Even in war, choose life when you can

200px-United_States_POW-MIA_flag.svgThe prisoner exchange and subsequent release of Army POW Beau Bergdahl is unleashing a firestorm of protest.  It’s not surprising, considering the sources of the consternation.

As more and more of the story surrounding his capture by Taliban forces comes to light, I think it’s important that we hold close one simple precept; that even in war when we’re able to, we will choose life.

It’s an easy thing to say but in a world of best intentions coming from every direction, it’s a lot harder to physically accomplish.  Take what the President did as an example.

Instead of being able to celebrate the return home of a comrade-in-arms, the President has had to amend his spiel to ensure that Sgt. Bergdahl is portrayed in the proper light as a possible deserter rather than a returning wartime hero.  This comes on the heels of a story about the soldier’s capture and treatment at the hands of the Taliban, as well as accusations that he aided in training the terrorists in assembling remote controls for bombs.

As both sides seek to politicize his release for their own partisan reasons, I think the ensuing publicity battle boils down to one word and one word only: hero.

America routinely categorizes our military men and women as heroes, especially when they come home.  I can’t argue that point.  Any person who’s willing to place themselves in jeopardy for the sake of the country is definitely a cut above, no doubt about that.

However, when we start to withhold that term of endearment for this reason or that, I think we start to go down a slippery slope; one that opens the door to idol worship of individuals or the military, collectively.

I’m not going to sit here, as a civilian, and categorize Beau Bergdahl as one thing or another; that’s for his peers to do.  Oh, we can weigh in but we should only do so sparingly.   Either way, it shouldn’t prevent us from celebrating his release.  Regardless of what he may or may not have done, he’s still an American with a family in the United States who love and cherish him.

Maybe it’s because I lived through the Viet Nam war and saw firsthand the way returning vets were treated back then.  I’ve also known my share of cats that served “in-country” and trust me, after you’ve walked point for about a year or more, you don’t need some s.o.b. who’s been sitting at home for the last couple of years calling you a baby-killer.  It’s for that reason more so than any other that I’ll always temper anything I say, think or feel about soldiers in war with a huge grain of sodium.

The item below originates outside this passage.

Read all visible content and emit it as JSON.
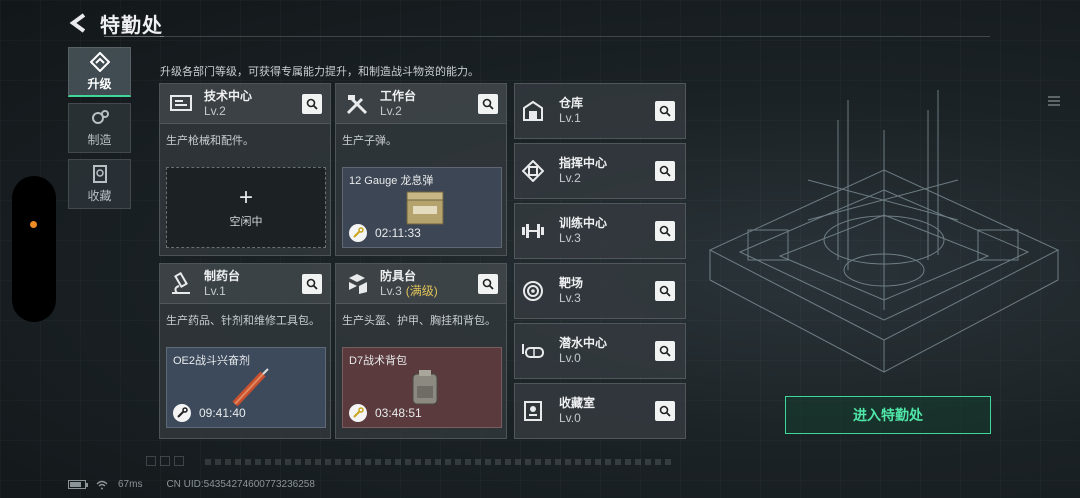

There is nothing so personal as that glass house of war; it affects each man or woman differently.  If any of us had seen half of what Sgt. Bergdahl had seen, I don’t know what we would’ve done.  Still, let me be clear in this.  I’m not going to in any way challenge what the members of his unit are saying.  To do so would disparage the six who died while searching for their comrade.

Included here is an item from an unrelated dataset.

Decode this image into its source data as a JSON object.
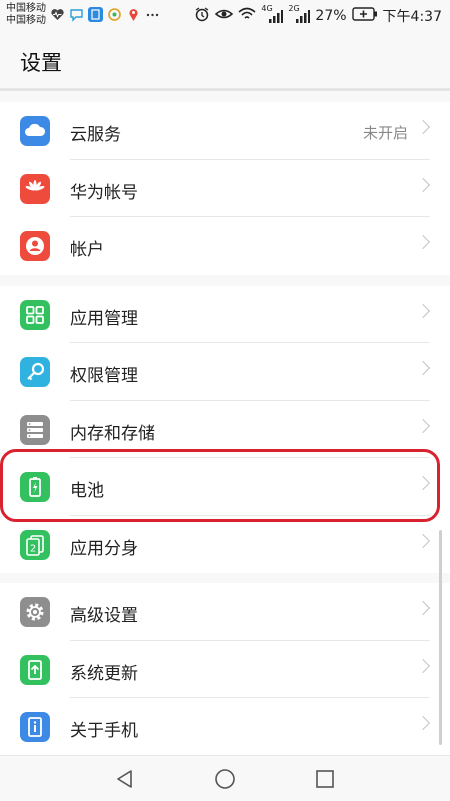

I’ll leave the name calling to the ones who’ve served with him: they know.  I can only hope that they will soften their anger with empathy for an ally, regardless of how much they think that ally has betrayed them.

In the meantime, wherever possible in this messy conflagration we call war, as a country and as citizens let’s choose life over death and freedom over imprisonment.  Let’s celebrate a soldier’s return, under any circumstances.  Whoever they are or whatever they’ve done, bring them home and only then let the chips fall where they may.